Neighborhood Project: the Urns and Public Art

The impulse behind public art is a good one, I think. I like the idea of bringing art out into the community, making it part of everyday life and free to experience. And I'm all for paying artists and craftspeople to create their works. But from what I've seen, the process becomes politicized fairly quickly. The call goes out; the artists apply. The committee judges, basing their decision on the object itself, the artist's experience, cost, the durability (sometimes) of the work, and the impact to the community (sometimes). It gets installed. Those who chose it, love it. Those who are surprised to find it have mixed reactions. And there are always disagreements and always a group full of criticism, right or wrong. If it's out in public, that's fair. Occasionally, a neighborhood group takes on a project, to mixed results.

I had a feeling this was coming: a new urn at the triangle park, which is on my daily walking route. At least two were already installed seven years ago. Not exactly public art, but in public and meant to be viewed and enjoyed. It is more like a call-back to history, renovation, and repair, symbolizing everything the original historical project represented.
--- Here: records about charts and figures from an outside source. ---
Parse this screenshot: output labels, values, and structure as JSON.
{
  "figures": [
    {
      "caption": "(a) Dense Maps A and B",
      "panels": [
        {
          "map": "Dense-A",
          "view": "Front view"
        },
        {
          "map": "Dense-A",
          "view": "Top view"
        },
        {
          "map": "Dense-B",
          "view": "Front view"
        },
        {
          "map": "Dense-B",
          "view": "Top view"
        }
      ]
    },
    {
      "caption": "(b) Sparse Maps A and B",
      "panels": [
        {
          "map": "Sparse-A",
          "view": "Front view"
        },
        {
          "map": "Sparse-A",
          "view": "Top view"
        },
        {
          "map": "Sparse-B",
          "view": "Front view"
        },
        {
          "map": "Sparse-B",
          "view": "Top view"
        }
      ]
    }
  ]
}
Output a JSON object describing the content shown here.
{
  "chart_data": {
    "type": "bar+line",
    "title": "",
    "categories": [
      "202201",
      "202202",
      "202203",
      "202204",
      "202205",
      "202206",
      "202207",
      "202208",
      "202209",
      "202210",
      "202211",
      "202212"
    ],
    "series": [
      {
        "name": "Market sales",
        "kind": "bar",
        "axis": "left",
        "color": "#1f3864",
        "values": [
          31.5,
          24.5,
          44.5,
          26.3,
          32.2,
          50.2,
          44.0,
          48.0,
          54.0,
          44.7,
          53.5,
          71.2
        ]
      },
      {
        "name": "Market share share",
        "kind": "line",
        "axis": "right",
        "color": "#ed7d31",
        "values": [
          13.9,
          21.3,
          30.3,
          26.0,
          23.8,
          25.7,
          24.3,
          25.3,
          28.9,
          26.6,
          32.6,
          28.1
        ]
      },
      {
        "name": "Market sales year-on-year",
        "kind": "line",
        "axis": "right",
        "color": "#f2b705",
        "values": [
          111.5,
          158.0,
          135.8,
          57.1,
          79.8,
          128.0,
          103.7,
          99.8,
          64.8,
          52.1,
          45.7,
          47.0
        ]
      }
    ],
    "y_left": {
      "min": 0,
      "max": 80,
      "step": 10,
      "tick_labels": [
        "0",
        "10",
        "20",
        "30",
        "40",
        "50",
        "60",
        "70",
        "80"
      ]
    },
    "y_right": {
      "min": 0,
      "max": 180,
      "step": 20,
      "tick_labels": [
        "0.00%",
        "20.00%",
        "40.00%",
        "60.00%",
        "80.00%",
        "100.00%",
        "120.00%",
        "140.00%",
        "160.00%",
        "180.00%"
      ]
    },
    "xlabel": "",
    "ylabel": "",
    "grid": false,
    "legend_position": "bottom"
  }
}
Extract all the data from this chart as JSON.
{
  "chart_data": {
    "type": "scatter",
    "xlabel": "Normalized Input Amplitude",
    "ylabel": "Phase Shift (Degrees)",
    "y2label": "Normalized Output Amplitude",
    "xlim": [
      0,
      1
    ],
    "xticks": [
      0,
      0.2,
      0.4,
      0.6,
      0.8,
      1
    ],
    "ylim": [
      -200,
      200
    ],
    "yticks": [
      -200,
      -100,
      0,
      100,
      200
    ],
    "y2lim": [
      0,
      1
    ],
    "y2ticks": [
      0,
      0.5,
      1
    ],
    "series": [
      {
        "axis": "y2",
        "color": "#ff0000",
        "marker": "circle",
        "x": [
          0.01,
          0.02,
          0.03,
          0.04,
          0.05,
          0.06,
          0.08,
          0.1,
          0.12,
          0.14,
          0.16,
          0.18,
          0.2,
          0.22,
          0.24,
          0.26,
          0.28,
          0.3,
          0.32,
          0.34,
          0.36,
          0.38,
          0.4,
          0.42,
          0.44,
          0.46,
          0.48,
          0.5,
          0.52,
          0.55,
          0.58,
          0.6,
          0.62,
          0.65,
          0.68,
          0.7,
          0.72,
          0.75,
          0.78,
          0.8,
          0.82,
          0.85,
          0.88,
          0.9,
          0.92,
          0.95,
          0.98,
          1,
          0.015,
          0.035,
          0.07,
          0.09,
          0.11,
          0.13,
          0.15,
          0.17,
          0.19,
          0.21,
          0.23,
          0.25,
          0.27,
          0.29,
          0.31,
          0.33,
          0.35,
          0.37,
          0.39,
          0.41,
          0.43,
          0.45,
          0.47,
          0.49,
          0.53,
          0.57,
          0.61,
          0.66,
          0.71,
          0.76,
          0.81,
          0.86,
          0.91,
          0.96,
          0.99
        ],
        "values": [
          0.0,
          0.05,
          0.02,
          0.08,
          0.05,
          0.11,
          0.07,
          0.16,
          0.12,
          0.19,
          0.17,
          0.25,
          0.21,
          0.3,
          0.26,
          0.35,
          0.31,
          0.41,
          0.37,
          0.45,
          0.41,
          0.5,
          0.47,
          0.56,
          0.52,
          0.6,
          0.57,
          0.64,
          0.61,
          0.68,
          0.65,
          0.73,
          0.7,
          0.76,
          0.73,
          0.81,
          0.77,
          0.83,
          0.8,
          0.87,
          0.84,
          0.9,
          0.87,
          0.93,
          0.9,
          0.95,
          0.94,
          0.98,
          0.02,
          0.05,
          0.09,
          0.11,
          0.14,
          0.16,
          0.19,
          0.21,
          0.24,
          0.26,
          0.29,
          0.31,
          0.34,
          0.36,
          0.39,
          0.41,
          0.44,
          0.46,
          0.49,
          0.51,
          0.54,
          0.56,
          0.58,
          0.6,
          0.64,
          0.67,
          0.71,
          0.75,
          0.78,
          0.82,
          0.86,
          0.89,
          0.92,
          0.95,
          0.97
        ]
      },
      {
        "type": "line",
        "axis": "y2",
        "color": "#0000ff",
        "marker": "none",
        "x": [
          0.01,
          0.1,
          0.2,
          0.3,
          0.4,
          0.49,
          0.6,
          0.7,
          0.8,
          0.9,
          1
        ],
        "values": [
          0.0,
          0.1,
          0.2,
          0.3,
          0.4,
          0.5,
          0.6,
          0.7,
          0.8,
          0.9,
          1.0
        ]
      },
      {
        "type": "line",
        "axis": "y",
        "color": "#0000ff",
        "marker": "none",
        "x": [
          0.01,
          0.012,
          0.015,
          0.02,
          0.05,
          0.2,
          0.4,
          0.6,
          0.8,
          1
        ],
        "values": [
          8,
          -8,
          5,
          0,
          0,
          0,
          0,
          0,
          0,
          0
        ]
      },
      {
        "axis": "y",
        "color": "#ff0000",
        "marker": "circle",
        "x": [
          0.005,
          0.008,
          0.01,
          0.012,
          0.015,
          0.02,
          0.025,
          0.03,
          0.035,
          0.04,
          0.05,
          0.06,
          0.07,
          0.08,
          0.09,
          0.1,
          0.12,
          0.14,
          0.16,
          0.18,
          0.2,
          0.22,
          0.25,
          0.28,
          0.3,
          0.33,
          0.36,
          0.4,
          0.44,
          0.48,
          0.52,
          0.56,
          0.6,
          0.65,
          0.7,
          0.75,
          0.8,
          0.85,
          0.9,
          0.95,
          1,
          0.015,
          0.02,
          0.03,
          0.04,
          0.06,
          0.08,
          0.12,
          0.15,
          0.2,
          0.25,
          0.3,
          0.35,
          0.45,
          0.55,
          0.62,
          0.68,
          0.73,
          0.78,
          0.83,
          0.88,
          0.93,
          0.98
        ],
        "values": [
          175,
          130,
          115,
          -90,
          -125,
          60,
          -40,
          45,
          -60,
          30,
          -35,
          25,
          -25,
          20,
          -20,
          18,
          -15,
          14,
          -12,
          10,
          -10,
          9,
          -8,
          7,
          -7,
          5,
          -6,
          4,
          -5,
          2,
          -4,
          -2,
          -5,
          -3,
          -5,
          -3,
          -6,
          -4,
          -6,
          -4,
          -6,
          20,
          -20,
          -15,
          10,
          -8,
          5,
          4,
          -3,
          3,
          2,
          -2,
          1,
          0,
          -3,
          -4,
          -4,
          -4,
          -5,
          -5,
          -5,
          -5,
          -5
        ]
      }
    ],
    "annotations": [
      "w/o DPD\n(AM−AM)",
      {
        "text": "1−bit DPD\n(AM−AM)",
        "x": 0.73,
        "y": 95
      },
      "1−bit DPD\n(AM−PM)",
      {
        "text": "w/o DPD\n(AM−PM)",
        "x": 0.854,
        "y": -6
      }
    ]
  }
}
August 31, 2011, I stumbled across the neighborhood project first being installed. One of several new urns, modeled after one legacy urn. A concrete pedestal had been cast. A crew must have hoisted this person-size urn into place. And a group dedicated it. There was a second one down the street on a traffic island.

The urns surprised me. I thought perhaps they were to honor the Ohlone people, who lived here hundreds of years ago and were displaced by the Spanish and the missionaries in the 1700s. It's easy to think this might be so because the oldest original urn is left standing at the foot of a path called "Indian Trail." I took this photo in 2011, but shortly thereafter, the elderly urn was repaired and given a new collar to match historical photos.

legacy urn, 2011

legacy urn, 2018

But it's not about the Indians at all. Not a tribute to those who were here first. According to the website and the plaque that was installed, this area in the Berkeley hills did not become a public park, which some desired, but was subdivided and developed in 1909 with winding roads and paths and natural elements. "About 20 monumental urns, in the style of Maxfield Parrish, were placed by developers along streets and walking paths," says the sign. So they are random, perhaps of their time. 

One Parrish painting with urns from 1908 is The Garden of Allah based on an "idealized interpretation of a scene from Islamic mythology." How confusing! I think the word "idealized" is probably the key. Idealized nature. Idealized homes. Idealized art. For those who could afford it. If we are to understand the context the urns become a symbol of idealized wealth and perhaps idealized lifestyle. What is so strange about the addition of the urns is that the area is already beautiful. It features abundant and twisty old Live Oaks, Camphor, Magnolia, and other trees, as well as monumental boulders pushed up out of the earth and transported to the area (I wrote about the rocks in this 2016 post). To see the natural beauty is one of the reasons I go walking up there.

One morning recently, I found the urn at Great Stoneface Park had been vandalized. (I think this was related to the legalization of marijuana more than any other statement.)

It has since been cleaned, with no trace of the graffiti left behind.

The 2018 urn at the triangle park should be getting its collar soon.

(Photo addendum: February 11, 2018)

And I just found another, at the top of Thousand Oaks Blvd.

On an aesthetic level, I don't mind the urns. They're pleasant and noncontroversial as objects. But it seems like we are going backward. To me, the concept and meaning behind them don't feel appropriate to life today. What, exactly, do we want to restore when we reach back to history? What are we saying? I think the deeper questions of the art we choose and why we choose it continue to be relevant. It is particularly important now as we are faced with and explore the other question of whether an artist has to be both a good artist and a good person for us to enjoy the works.